Michael Hecken | Unternehmer | HNF NICOLAI

Michael Hecken | Unternehmer | HNF NICOLAI

Interview

Es war schon eine gehörige Portion Mut dabei, als Michael Hecken im Jahre 2003 Biesenthal besuchte und nur zwei Wochen später im Grundbuch als Inhaber der Wehrmühle eingetragen war. Michael Hecken lebte damals in London. Für ein Wochenende zu Besuch in Berlin, wollte er sich im Oderbruch die zugefrorene Oder angucken. Auf dem Rückweg nach Berlin kam er in Biesenthal vorbei. Nur eine Woche später brach er erneut von London auf. Das gemütliche Naturparkstädtchen Biesenthal hatte es Michael angetan. Auf einer Erkundungstour durch den Ort entdeckte er die Wehrmühle, die seit dem 14. Jahrhundert namentlich erwähnt ist. Er kaufte das an der Finow gelegene Grundstück mit baufälligen Gebäuden. Seither ist viel passiert und der smarte Unternehmer aus Oberwinter bei Bonn hat das marode Grundstück zu einem angesagten Treffpunkt für Kunstinteressierte gestaltet.

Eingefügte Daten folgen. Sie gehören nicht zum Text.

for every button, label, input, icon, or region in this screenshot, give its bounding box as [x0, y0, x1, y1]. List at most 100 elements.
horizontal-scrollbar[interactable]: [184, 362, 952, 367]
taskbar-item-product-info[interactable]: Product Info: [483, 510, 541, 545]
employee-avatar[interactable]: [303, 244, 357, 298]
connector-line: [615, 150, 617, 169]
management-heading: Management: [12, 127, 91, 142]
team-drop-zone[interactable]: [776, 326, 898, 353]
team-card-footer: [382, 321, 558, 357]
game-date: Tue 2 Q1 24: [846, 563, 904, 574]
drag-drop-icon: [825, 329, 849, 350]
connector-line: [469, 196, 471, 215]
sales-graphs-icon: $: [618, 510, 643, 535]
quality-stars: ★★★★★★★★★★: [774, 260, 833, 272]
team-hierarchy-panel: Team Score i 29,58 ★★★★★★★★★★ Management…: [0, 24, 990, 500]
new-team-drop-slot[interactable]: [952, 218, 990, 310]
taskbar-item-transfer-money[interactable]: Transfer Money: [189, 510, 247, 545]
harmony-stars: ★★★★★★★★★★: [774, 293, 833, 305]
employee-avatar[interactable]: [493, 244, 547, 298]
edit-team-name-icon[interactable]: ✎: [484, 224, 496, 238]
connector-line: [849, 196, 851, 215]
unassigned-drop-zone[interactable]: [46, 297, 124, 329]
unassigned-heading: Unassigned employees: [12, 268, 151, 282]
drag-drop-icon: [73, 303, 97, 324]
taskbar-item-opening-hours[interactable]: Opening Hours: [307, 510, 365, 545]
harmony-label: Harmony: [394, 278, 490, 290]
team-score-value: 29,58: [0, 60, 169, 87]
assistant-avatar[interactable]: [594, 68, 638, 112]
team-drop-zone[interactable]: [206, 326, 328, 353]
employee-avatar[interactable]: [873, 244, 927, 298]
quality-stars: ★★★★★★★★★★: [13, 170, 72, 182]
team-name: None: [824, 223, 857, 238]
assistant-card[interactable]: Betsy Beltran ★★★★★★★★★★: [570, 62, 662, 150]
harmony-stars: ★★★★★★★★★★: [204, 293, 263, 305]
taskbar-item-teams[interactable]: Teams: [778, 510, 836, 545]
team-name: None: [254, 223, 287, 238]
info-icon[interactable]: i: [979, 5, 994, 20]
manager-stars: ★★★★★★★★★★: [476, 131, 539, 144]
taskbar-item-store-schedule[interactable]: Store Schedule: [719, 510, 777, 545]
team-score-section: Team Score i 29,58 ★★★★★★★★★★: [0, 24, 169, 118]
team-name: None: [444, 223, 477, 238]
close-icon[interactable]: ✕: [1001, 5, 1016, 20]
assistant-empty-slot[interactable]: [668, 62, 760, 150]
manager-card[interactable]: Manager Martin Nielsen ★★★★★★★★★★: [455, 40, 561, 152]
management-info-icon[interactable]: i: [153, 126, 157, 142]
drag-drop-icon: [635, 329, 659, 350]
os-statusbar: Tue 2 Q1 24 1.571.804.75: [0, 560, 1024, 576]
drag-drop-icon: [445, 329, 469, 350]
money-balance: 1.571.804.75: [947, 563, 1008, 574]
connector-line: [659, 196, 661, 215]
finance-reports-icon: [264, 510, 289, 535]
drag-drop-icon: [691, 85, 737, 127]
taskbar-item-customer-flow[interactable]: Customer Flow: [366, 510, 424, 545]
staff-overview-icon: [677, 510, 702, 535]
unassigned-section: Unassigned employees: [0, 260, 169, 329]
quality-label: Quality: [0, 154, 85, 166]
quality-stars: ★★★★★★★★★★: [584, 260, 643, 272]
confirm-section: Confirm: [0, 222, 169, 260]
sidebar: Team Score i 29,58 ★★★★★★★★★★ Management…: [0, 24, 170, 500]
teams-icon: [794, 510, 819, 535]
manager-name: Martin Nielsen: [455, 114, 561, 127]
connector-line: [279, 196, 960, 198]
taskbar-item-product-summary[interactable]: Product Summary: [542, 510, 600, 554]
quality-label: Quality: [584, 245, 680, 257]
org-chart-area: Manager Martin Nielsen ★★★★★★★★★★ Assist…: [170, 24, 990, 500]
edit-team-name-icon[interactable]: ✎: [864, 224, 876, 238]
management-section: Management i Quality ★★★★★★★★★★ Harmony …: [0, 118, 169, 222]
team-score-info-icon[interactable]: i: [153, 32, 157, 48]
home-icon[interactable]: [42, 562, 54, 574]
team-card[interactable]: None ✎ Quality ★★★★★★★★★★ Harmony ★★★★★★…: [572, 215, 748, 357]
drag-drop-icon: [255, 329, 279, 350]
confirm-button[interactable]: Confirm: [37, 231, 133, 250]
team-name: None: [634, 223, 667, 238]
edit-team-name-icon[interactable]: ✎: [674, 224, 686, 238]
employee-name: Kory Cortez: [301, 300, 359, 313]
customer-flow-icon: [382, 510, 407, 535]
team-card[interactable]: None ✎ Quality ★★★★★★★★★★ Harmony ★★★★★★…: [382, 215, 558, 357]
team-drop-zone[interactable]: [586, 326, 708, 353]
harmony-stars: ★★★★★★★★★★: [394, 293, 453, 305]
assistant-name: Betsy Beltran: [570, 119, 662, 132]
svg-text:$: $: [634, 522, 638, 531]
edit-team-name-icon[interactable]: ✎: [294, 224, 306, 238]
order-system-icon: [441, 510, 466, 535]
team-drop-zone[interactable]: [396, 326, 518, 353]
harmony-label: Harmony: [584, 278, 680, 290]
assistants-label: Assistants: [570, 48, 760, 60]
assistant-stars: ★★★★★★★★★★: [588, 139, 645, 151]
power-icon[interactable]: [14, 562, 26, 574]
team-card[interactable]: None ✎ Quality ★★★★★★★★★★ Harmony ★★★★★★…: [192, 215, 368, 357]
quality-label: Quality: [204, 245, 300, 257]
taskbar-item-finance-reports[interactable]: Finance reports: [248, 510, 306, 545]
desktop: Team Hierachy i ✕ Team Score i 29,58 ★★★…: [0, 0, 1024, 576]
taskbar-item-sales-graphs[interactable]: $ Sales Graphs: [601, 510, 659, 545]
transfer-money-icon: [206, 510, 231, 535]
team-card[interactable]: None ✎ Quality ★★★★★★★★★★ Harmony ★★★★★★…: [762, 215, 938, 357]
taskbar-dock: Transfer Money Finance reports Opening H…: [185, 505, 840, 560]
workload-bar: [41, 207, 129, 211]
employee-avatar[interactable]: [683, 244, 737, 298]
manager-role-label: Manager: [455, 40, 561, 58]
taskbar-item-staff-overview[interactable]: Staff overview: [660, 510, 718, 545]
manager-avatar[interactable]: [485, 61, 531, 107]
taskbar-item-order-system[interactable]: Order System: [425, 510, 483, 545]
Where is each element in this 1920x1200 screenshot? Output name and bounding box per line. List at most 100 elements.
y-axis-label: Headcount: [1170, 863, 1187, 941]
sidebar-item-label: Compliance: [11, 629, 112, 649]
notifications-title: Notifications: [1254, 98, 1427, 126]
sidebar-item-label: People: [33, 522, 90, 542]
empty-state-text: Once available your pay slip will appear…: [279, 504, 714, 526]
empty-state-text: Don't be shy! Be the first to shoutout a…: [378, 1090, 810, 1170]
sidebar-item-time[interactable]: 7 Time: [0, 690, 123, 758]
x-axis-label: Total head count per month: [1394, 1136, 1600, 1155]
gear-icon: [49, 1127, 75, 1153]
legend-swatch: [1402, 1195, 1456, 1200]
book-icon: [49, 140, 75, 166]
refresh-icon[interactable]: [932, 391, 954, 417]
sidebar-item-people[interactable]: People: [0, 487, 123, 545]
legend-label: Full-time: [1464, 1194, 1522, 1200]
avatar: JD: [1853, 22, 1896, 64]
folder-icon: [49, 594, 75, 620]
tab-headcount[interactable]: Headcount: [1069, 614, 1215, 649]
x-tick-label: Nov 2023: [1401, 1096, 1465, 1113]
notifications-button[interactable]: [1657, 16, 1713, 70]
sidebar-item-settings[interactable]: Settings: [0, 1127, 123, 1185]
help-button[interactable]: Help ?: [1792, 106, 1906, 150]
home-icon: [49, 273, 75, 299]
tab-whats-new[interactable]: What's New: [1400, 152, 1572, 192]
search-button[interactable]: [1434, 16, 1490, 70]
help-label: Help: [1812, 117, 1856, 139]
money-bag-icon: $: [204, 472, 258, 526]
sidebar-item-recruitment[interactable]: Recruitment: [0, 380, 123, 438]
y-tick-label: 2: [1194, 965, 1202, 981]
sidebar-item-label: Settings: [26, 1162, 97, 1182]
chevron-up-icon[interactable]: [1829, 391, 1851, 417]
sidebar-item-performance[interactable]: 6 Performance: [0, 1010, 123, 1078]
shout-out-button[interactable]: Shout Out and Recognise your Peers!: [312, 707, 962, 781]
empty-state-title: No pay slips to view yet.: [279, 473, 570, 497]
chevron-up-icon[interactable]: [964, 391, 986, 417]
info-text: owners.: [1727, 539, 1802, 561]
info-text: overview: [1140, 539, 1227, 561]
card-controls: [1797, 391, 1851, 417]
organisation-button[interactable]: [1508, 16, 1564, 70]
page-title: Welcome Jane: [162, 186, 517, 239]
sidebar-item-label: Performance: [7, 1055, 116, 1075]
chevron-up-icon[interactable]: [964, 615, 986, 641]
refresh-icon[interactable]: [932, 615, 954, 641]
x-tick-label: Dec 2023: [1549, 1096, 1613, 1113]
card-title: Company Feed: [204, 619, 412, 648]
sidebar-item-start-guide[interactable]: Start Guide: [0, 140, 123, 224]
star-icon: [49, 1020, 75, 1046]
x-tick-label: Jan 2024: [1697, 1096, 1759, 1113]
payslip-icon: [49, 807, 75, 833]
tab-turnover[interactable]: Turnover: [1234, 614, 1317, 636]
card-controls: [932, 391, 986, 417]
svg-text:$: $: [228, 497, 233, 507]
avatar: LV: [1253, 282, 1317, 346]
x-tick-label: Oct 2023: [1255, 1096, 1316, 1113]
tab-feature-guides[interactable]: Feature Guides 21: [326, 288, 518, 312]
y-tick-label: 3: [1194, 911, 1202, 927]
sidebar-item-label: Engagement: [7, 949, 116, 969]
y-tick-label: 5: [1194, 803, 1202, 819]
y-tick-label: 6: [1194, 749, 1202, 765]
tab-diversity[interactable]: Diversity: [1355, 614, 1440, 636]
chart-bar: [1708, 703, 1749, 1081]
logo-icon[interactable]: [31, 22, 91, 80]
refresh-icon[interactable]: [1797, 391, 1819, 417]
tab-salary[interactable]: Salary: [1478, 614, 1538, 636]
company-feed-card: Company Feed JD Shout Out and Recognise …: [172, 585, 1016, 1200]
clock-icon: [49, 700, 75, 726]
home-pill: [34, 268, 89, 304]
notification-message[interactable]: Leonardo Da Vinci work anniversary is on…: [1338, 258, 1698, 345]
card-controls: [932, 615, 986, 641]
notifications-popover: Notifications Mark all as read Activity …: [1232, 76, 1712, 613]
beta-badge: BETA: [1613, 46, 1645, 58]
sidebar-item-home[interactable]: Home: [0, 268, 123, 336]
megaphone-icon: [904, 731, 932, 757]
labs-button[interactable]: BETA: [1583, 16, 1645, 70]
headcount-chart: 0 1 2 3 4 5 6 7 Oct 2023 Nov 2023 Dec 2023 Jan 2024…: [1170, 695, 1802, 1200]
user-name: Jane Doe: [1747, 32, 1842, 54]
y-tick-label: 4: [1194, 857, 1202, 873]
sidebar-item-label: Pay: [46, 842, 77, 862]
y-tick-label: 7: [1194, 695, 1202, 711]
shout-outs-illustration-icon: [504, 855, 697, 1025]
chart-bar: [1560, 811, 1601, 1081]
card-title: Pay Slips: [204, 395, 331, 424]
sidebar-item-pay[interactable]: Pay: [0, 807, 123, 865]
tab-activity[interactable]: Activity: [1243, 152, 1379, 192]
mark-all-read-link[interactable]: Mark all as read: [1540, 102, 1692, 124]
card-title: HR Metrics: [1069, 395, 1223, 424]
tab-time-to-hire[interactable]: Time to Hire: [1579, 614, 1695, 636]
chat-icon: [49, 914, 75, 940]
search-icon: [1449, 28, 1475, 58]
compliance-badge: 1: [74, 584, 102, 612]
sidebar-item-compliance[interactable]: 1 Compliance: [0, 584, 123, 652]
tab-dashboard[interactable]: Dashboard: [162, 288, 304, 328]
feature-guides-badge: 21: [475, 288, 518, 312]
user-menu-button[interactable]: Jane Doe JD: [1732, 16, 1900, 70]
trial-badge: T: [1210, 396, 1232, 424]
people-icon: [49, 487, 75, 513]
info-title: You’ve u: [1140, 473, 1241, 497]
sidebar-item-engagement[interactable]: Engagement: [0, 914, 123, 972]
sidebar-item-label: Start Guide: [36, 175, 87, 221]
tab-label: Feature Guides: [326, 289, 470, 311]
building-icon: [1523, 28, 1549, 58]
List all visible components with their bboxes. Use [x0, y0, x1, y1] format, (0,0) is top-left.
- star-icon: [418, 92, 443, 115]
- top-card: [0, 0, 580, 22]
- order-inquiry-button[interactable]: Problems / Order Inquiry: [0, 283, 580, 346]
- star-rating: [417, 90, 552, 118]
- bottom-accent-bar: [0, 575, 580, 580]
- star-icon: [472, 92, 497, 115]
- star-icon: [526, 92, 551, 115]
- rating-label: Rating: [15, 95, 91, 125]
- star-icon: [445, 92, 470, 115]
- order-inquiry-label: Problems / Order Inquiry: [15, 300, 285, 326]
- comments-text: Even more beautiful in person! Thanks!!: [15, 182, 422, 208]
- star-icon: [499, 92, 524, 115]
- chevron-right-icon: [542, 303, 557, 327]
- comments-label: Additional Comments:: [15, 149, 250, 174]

Die Wehrmühle ist jedoch nicht nur ein Kultur-Hotspot. Mit viel Unternehmergeist, Kreativität und Ausdauer wurden in ihr die Fahrräder der E-Bike-Firma Grace designt, die Michael Hecken im Jahre 2008 gründete. Die Grace GmbH entwickelte weltweit das erste Serien-E-Motorbike und smart E-Bike. Im Jahre 2012 verkaufte er die Grace GmbH. Gemeinsam mit Kalle Nicolai und Benjamin Börries, mit denen er bereits bei Grace neuartige und erfolgreiche E-Bike-Konzepte entwickelt und umgesetzt hatte, gründete er HNF Nicolai. Wir haben den sympathischen Unternehmer in seinem wunderschön restaurierten Anwesen besucht und mit ihm über das Projekt „Wehrmühle“ und seine Geschäftstätigkeit bei HNF Nicolai gesprochen.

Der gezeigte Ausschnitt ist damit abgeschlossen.